Считая, что ничему особенному его учить не надо, Джо счел этот намек бестактным. Да и Бэзил в тот момент отнюдь не представлялся ему таким уж знатоком, хотя и прошёл весь этот процесс.

– Ты будешь курицу или ветчину? – Они принесли стулья к кухонному столу. – А молока хочешь?

– Спасибо!

Чувствуя избыток калорий – сегодня после ужина он плотно ел ещё целых три раза – Бэзил разошёлся. Мало-помалу он разворачивал перед Джо картину будущей жизни, блистательно трансформируя его из банального недотепы со Среднего Запада в  исполненного изящества и неотразимого для женщин жителя восточных штатов. Пройдя в буфетную убрать молоко, Джо задержался у открытого окна, чтобы немного отдышаться; Бэзил пошёл за ним.

– Дело в том, что если парня не научат жизни в школе, то ему придется всему учиться уже в университете, – продолжал Бэзил.
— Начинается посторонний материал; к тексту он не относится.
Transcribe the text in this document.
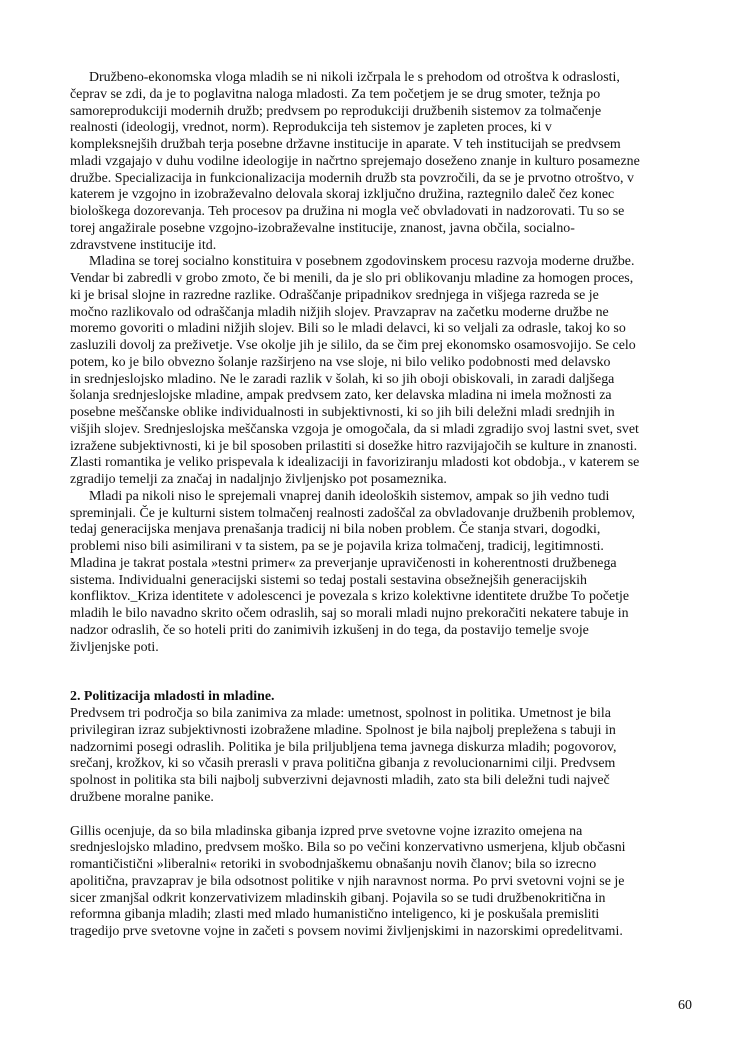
Družbeno-ekonomska vloga mladih se ni nikoli izčrpala le s prehodom od otroštva k odraslosti,
čeprav se zdi, da je to poglavitna naloga mladosti. Za tem početjem je se drug smoter, težnja po
samoreprodukciji modernih družb; predvsem po reprodukciji družbenih sistemov za tolmačenje
realnosti (ideologij, vrednot, norm). Reprodukcija teh sistemov je zapleten proces, ki v
kompleksnejših družbah terja posebne državne institucije in aparate. V teh institucijah se predvsem
mladi vzgajajo v duhu vodilne ideologije in načrtno sprejemajo doseženo znanje in kulturo posamezne
družbe. Specializacija in funkcionalizacija modernih družb sta povzročili, da se je prvotno otroštvo, v
katerem je vzgojno in izobraževalno delovala skoraj izključno družina, raztegnilo daleč čez konec
biološkega dozorevanja. Teh procesov pa družina ni mogla več obvladovati in nadzorovati. Tu so se
torej angažirale posebne vzgojno-izobraževalne institucije, znanost, javna občila, socialno-
zdravstvene institucije itd.
Mladina se torej socialno konstituira v posebnem zgodovinskem procesu razvoja moderne družbe.
Vendar bi zabredli v grobo zmoto, če bi menili, da je slo pri oblikovanju mladine za homogen proces,
ki je brisal slojne in razredne razlike. Odraščanje pripadnikov srednjega in višjega razreda se je
močno razlikovalo od odraščanja mladih nižjih slojev. Pravzaprav na začetku moderne družbe ne
moremo govoriti o mladini nižjih slojev. Bili so le mladi delavci, ki so veljali za odrasle, takoj ko so
zasluzili dovolj za preživetje. Vse okolje jih je sililo, da se čim prej ekonomsko osamosvojijo. Se celo
potem, ko je bilo obvezno šolanje razširjeno na vse sloje, ni bilo veliko podobnosti med delavsko
in srednjeslojsko mladino. Ne le zaradi razlik v šolah, ki so jih oboji obiskovali, in zaradi daljšega
šolanja srednjeslojske mladine, ampak predvsem zato, ker delavska mladina ni imela možnosti za
posebne meščanske oblike individualnosti in subjektivnosti, ki so jih bili deležni mladi srednjih in
višjih slojev. Srednjeslojska meščanska vzgoja je omogočala, da si mladi zgradijo svoj lastni svet, svet
izražene subjektivnosti, ki je bil sposoben prilastiti si dosežke hitro razvijajočih se kulture in znanosti.
Zlasti romantika je veliko prispevala k idealizaciji in favoriziranju mladosti kot obdobja., v katerem se
zgradijo temelji za značaj in nadaljnjo življenjsko pot posameznika.
Mladi pa nikoli niso le sprejemali vnaprej danih ideoloških sistemov, ampak so jih vedno tudi
spreminjali. Če je kulturni sistem tolmačenj realnosti zadoščal za obvladovanje družbenih problemov,
tedaj generacijska menjava prenašanja tradicij ni bila noben problem. Če stanja stvari, dogodki,
problemi niso bili asimilirani v ta sistem, pa se je pojavila kriza tolmačenj, tradicij, legitimnosti.
Mladina je takrat postala »testni primer« za preverjanje upravičenosti in koherentnosti družbenega
sistema. Individualni generacijski sistemi so tedaj postali sestavina obsežnejših generacijskih
konfliktov._Kriza identitete v adolescenci je povezala s krizo kolektivne identitete družbe To početje
mladih le bilo navadno skrito očem odraslih, saj so morali mladi nujno prekoračiti nekatere tabuje in
nadzor odraslih, če so hoteli priti do zanimivih izkušenj in do tega, da postavijo temelje svoje
življenjske poti.
2. Politizacija mladosti in mladine.
Predvsem tri področja so bila zanimiva za mlade: umetnost, spolnost in politika. Umetnost je bila
privilegiran izraz subjektivnosti izobražene mladine. Spolnost je bila najbolj prepležena s tabuji in
nadzornimi posegi odraslih. Politika je bila priljubljena tema javnega diskurza mladih; pogovorov,
srečanj, krožkov, ki so včasih prerasli v prava politična gibanja z revolucionarnimi cilji. Predvsem
spolnost in politika sta bili najbolj subverzivni dejavnosti mladih, zato sta bili deležni tudi največ
družbene moralne panike.
Gillis ocenjuje, da so bila mladinska gibanja izpred prve svetovne vojne izrazito omejena na
srednjeslojsko mladino, predvsem moško. Bila so po večini konzervativno usmerjena, kljub občasni
romantičistični »liberalni« retoriki in svobodnjaškemu obnašanju novih članov; bila so izrecno
apolitična, pravzaprav je bila odsotnost politike v njih naravnost norma. Po prvi svetovni vojni se je
sicer zmanjšal odkrit konzervativizem mladinskih gibanj. Pojavila so se tudi družbenokritična in
reformna gibanja mladih; zlasti med mlado humanistično inteligenco, ki je poskušala premisliti
tragedijo prve svetovne vojne in začeti s povsem novimi življenjskimi in nazorskimi opredelitvami.
60
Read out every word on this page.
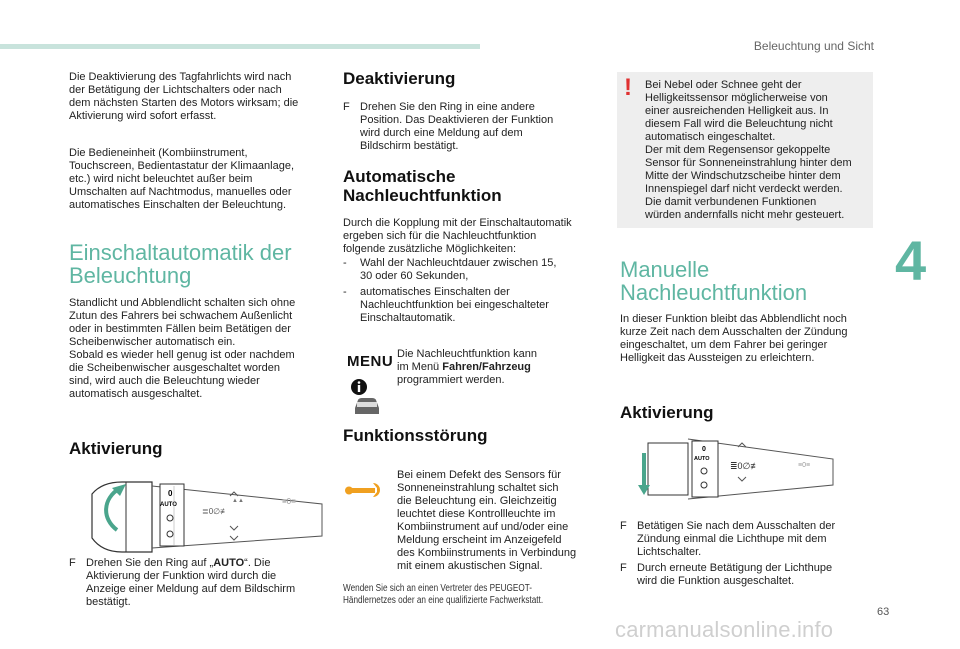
Beleuchtung und Sicht
4

Die Deaktivierung des Tagfahrlichts wird nach
der Betätigung der Lichtschalters oder nach
dem nächsten Starten des Motors wirksam; die
Aktivierung wird sofort erfasst.

Die Bedieneinheit (Kombiinstrument,
Touchscreen, Bedientastatur der Klimaanlage,
etc.) wird nicht beleuchtet außer beim
Umschalten auf Nachtmodus, manuelles oder
automatisches Einschalten der Beleuchtung.

Einschaltautomatik der
Beleuchtung

Standlicht und Abblendlicht schalten sich ohne
Zutun des Fahrers bei schwachem Außenlicht
oder in bestimmten Fällen beim Betätigen der
Scheibenwischer automatisch ein.
Sobald es wieder hell genug ist oder nachdem
die Scheibenwischer ausgeschaltet worden
sind, wird auch die Beleuchtung wieder
automatisch ausgeschaltet.

Aktivierung
0
AUTO
≣0∅≢
▲▲	≡0≡
F Drehen Sie den Ring auf „AUTO“. Die
Aktivierung der Funktion wird durch die
Anzeige einer Meldung auf dem Bildschirm
bestätigt.
Deaktivierung
F Drehen Sie den Ring in eine andere
Position. Das Deaktivieren der Funktion
wird durch eine Meldung auf dem
Bildschirm bestätigt.
Automatische
Nachleuchtfunktion

Durch die Kopplung mit der Einschaltautomatik
ergeben sich für die Nachleuchtfunktion
folgende zusätzliche Möglichkeiten:

-	Wahl der Nachleuchtdauer zwischen 15,
30 oder 60 Sekunden,
-	automatisches Einschalten der
Nachleuchtfunktion bei eingeschalteter
Einschaltautomatik.
MENU Die Nachleuchtfunktion kann
im Menü Fahren/Fahrzeug
programmiert werden.

Funktionsstörung

Bei einem Defekt des Sensors für
Sonneneinstrahlung schaltet sich
die Beleuchtung ein. Gleichzeitig
leuchtet diese Kontrollleuchte im
Kombiinstrument auf und/oder eine
Meldung erscheint im Anzeigefeld
des Kombiinstruments in Verbindung
mit einem akustischen Signal.

Wenden Sie sich an einen Vertreter des PEUGEOT-
Händlernetzes oder an eine qualifizierte Fachwerkstatt.

! Bei Nebel oder Schnee geht der
Helligkeitssensor möglicherweise von
einer ausreichenden Helligkeit aus. In
diesem Fall wird die Beleuchtung nicht
automatisch eingeschaltet.
Der mit dem Regensensor gekoppelte
Sensor für Sonneneinstrahlung hinter dem
Mitte der Windschutzscheibe hinter dem
Innenspiegel darf nicht verdeckt werden.
Die damit verbundenen Funktionen
würden andernfalls nicht mehr gesteuert.

Manuelle
Nachleuchtfunktion

In dieser Funktion bleibt das Abblendlicht noch
kurze Zeit nach dem Ausschalten der Zündung
eingeschaltet, um dem Fahrer bei geringer
Helligkeit das Aussteigen zu erleichtern.

Aktivierung
0
AUTO
≣0∅≢	≡0≡
F Betätigen Sie nach dem Ausschalten der
Zündung einmal die Lichthupe mit dem
Lichtschalter.
F Durch erneute Betätigung der Lichthupe
wird die Funktion ausgeschaltet.
63
carmanualsonline.info
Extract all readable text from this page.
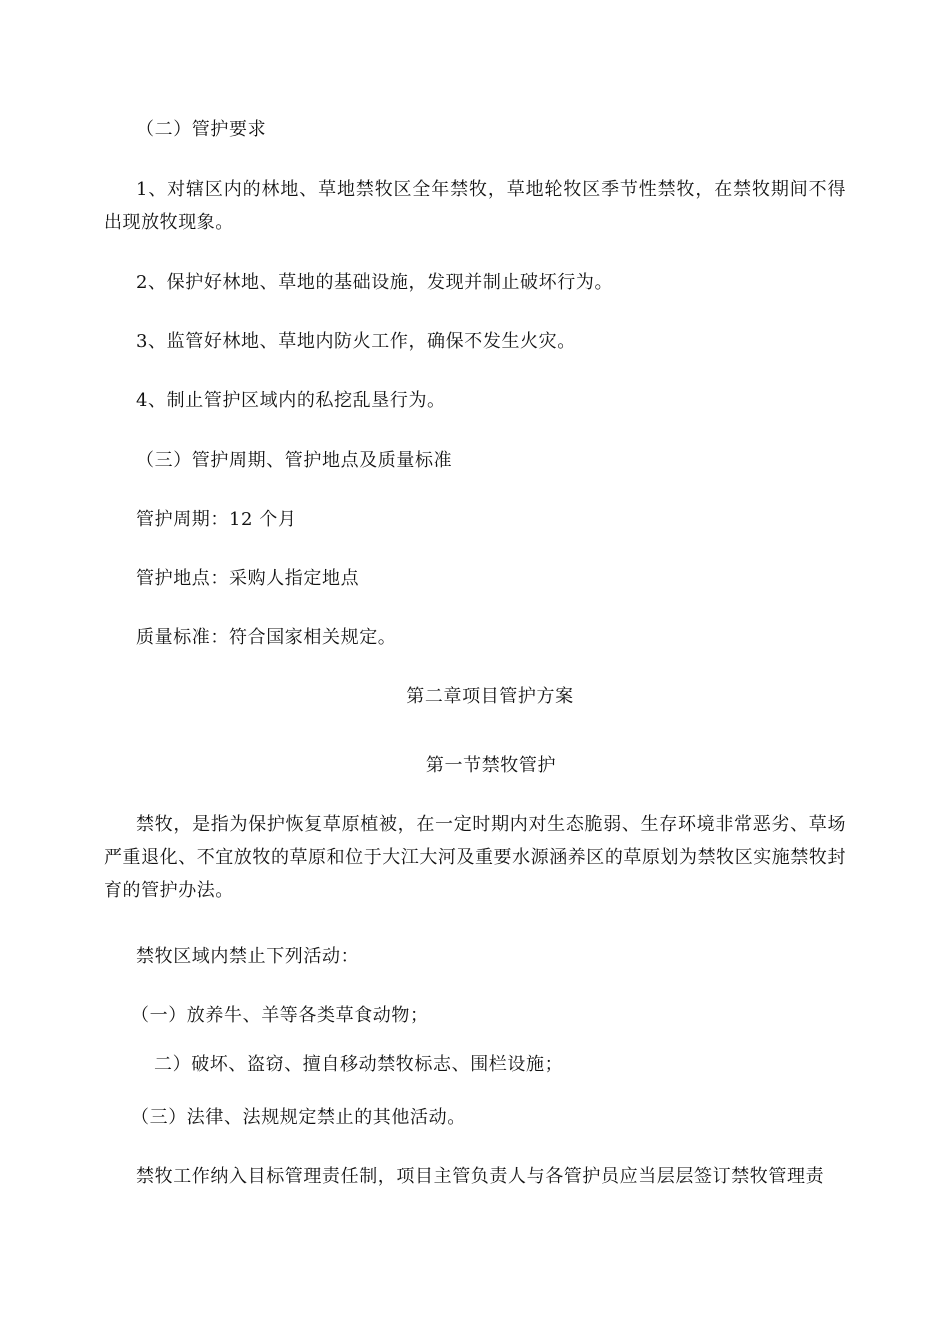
（二）管护要求
1、对辖区内的林地、草地禁牧区全年禁牧，草地轮牧区季节性禁牧，在禁牧期间不得出现放牧现象。
2、保护好林地、草地的基础设施，发现并制止破坏行为。
3、监管好林地、草地内防火工作，确保不发生火灾。
4、制止管护区域内的私挖乱垦行为。
（三）管护周期、管护地点及质量标准
管护周期：12 个月
管护地点：采购人指定地点
质量标准：符合国家相关规定。
第二章项目管护方案
第一节禁牧管护
禁牧，是指为保护恢复草原植被，在一定时期内对生态脆弱、生存环境非常恶劣、草场严重退化、不宜放牧的草原和位于大江大河及重要水源涵养区的草原划为禁牧区实施禁牧封育的管护办法。
禁牧区域内禁止下列活动：
（一）放养牛、羊等各类草食动物；
二）破坏、盗窃、擅自移动禁牧标志、围栏设施；
（三）法律、法规规定禁止的其他活动。
禁牧工作纳入目标管理责任制，项目主管负责人与各管护员应当层层签订禁牧管理责
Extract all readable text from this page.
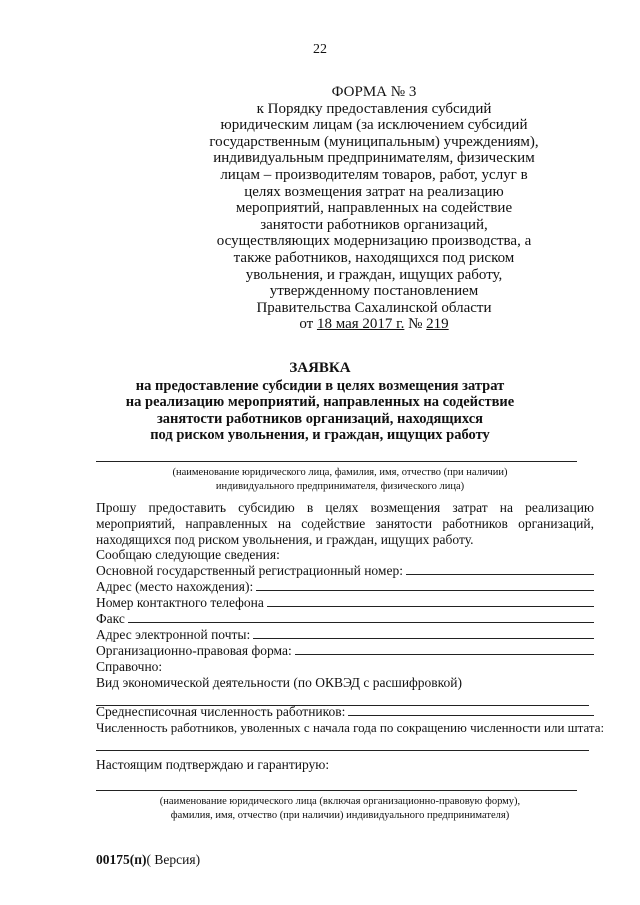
22
ФОРМА № 3
к Порядку предоставления субсидий
юридическим лицам (за исключением субсидий
государственным (муниципальным) учреждениям),
индивидуальным предпринимателям, физическим
лицам – производителям товаров, работ, услуг в
целях возмещения затрат на реализацию
мероприятий, направленных на содействие
занятости работников организаций,
осуществляющих модернизацию производства, а
также работников, находящихся под риском
увольнения, и граждан, ищущих работу,
утвержденному постановлением
Правительства Сахалинской области
от 18 мая 2017 г. № 219
ЗАЯВКА
на предоставление субсидии в целях возмещения затрат
на реализацию мероприятий, направленных на содействие
занятости работников организаций, находящихся
под риском увольнения, и граждан, ищущих работу
(наименование юридического лица, фамилия, имя, отчество (при наличии)
индивидуального предпринимателя, физического лица)
Прошу предоставить субсидию в целях возмещения затрат на реализацию мероприятий, направленных на содействие занятости работников организаций, находящихся под риском увольнения, и граждан, ищущих работу.
Сообщаю следующие сведения:
Основной государственный регистрационный номер:
Адрес (место нахождения):
Номер контактного телефона
Факс
Адрес электронной почты:
Организационно-правовая форма:
Справочно:
Вид экономической деятельности (по ОКВЭД с расшифровкой)
Среднесписочная численность работников:
Численность работников, уволенных с начала года по сокращению численности или штата:
Настоящим подтверждаю и гарантирую:
(наименование юридического лица (включая организационно-правовую форму),
фамилия, имя, отчество (при наличии) индивидуального предпринимателя)
00175(п)( Версия)
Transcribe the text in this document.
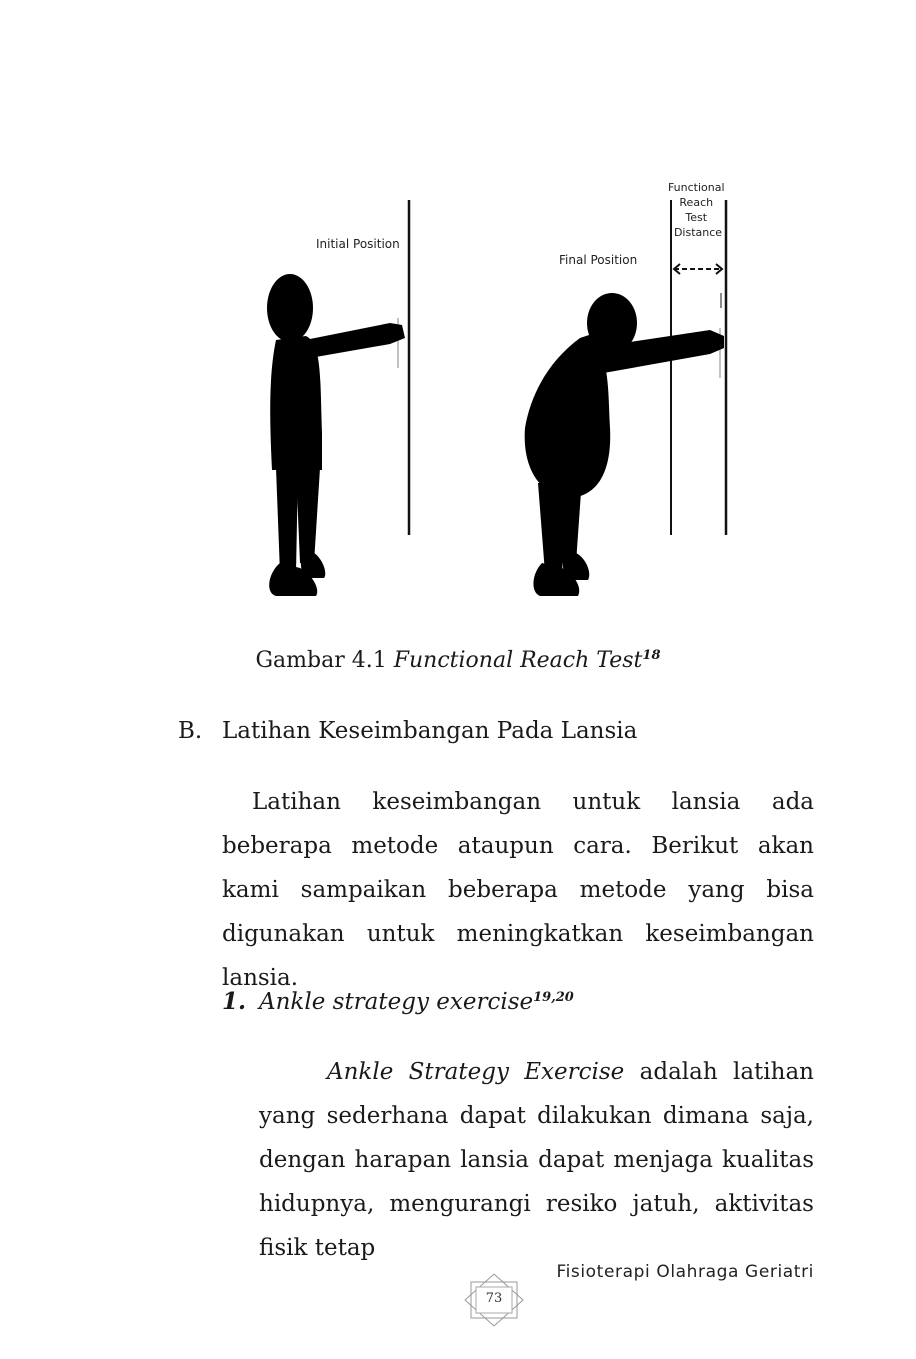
Initial Position
Final Position
Functional Reach Test Distance
Gambar 4.1 Functional Reach Test$^{18}$
B. Latihan Keseimbangan Pada Lansia
Latihan keseimbangan untuk lansia ada beberapa metode ataupun cara. Berikut akan kami sampaikan beberapa metode yang bisa digunakan untuk meningkatkan keseimbangan lansia.
1. Ankle strategy exercise$^{19,20}$
Ankle Strategy Exercise adalah latihan yang sederhana dapat dilakukan dimana saja, dengan harapan lansia dapat menjaga kualitas hidupnya, mengurangi resiko jatuh, aktivitas fisik tetap
Fisioterapi Olahraga Geriatri
73
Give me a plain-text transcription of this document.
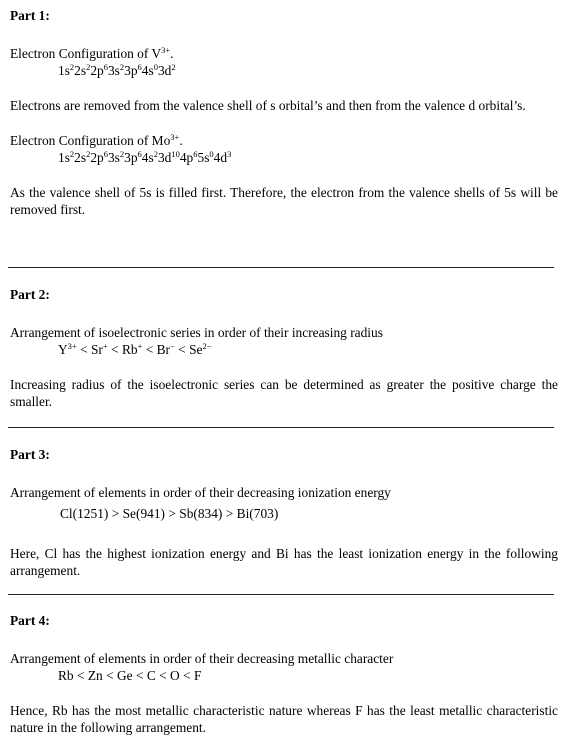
Part 1:

Electron Configuration of $V^{3+}$.

$1s^22s^22p^63s^23p^64s^03d^2$

Electrons are removed from the valence shell of s orbital’s and then from the valence d orbital’s.

Electron Configuration of $Mo^{3+}$.

$1s^22s^22p^63s^23p^64s^23d^{10}4p^65s^04d^3$

As the valence shell of 5s is filled first. Therefore, the electron from the valence shells of 5s will be removed first.

Part 2:

Arrangement of isoelectronic series in order of their increasing radius

$Y^{3+} < Sr^+ < Rb^+ < Br^- < Se^{2-}$

Increasing radius of the isoelectronic series can be determined as greater the positive charge the smaller.

Part 3:

Arrangement of elements in order of their decreasing ionization energy

Cl(1251) > Se(941) > Sb(834) > Bi(703)

Here, Cl has the highest ionization energy and Bi has the least ionization energy in the following arrangement.

Part 4:

Arrangement of elements in order of their decreasing metallic character

Rb < Zn < Ge < C < O < F

Hence, Rb has the most metallic characteristic nature whereas F has the least metallic characteristic nature in the following arrangement.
От отчаяния Джо открыл дверь и вышел на заднее крыльцо. Бэзил пошёл за ним. Дом стоял на краю обрывистого холма, внизу располагался жилой  квартал, и двое мальчишек некоторое время стояли молча, глядя на разбросанные у подножия огни города в низине. Перед лицом загадочной и незнакомой людской жизни, протекавшей среди лежавших внизу улиц, Бэзил почувствовал, что смысл его слов вдруг как-то сжался и поблек.

Он задумался,  о чем же это он говорил, и почему это казалось ему столь  важным – и когда Джо принялся опять негромко напевать, им вновь овладело тихое вечернее умиротворение, и он почувствовал, что верх одержала его лучшая сторона, обладавшая мудростью и выдержкой. Самообольщение, тщеславие и толстокожесть, под властью которых он провёл весь последний час, исчезли, и он очень тихо сказал:

– Давай прогуляемся по кварталу?

Тротуар под их босыми ногами был теплым. На часах было всего лишь двенадцать ночи, но площадь была пустой, если не считать их белевших фигур, почти невидимых во мраке под светом звезд. Они весело смеялись, чувствуя себя отчаянно смелыми. Лишь однажды, далеко впереди, улицу пересекла какая-то громко, по-человечески, топающая тень, но эти звуки лишь подчеркнули их собственную нематериальность. Быстро проскальзывая по освещенным газовыми фонарями полянкам среди деревьев, они обошли кругом весь квартал и прибавили шагу, как только впереди вновь замаячил дом Горманов – словно они и в самом деле потерялись посреди сна в летнюю ночь.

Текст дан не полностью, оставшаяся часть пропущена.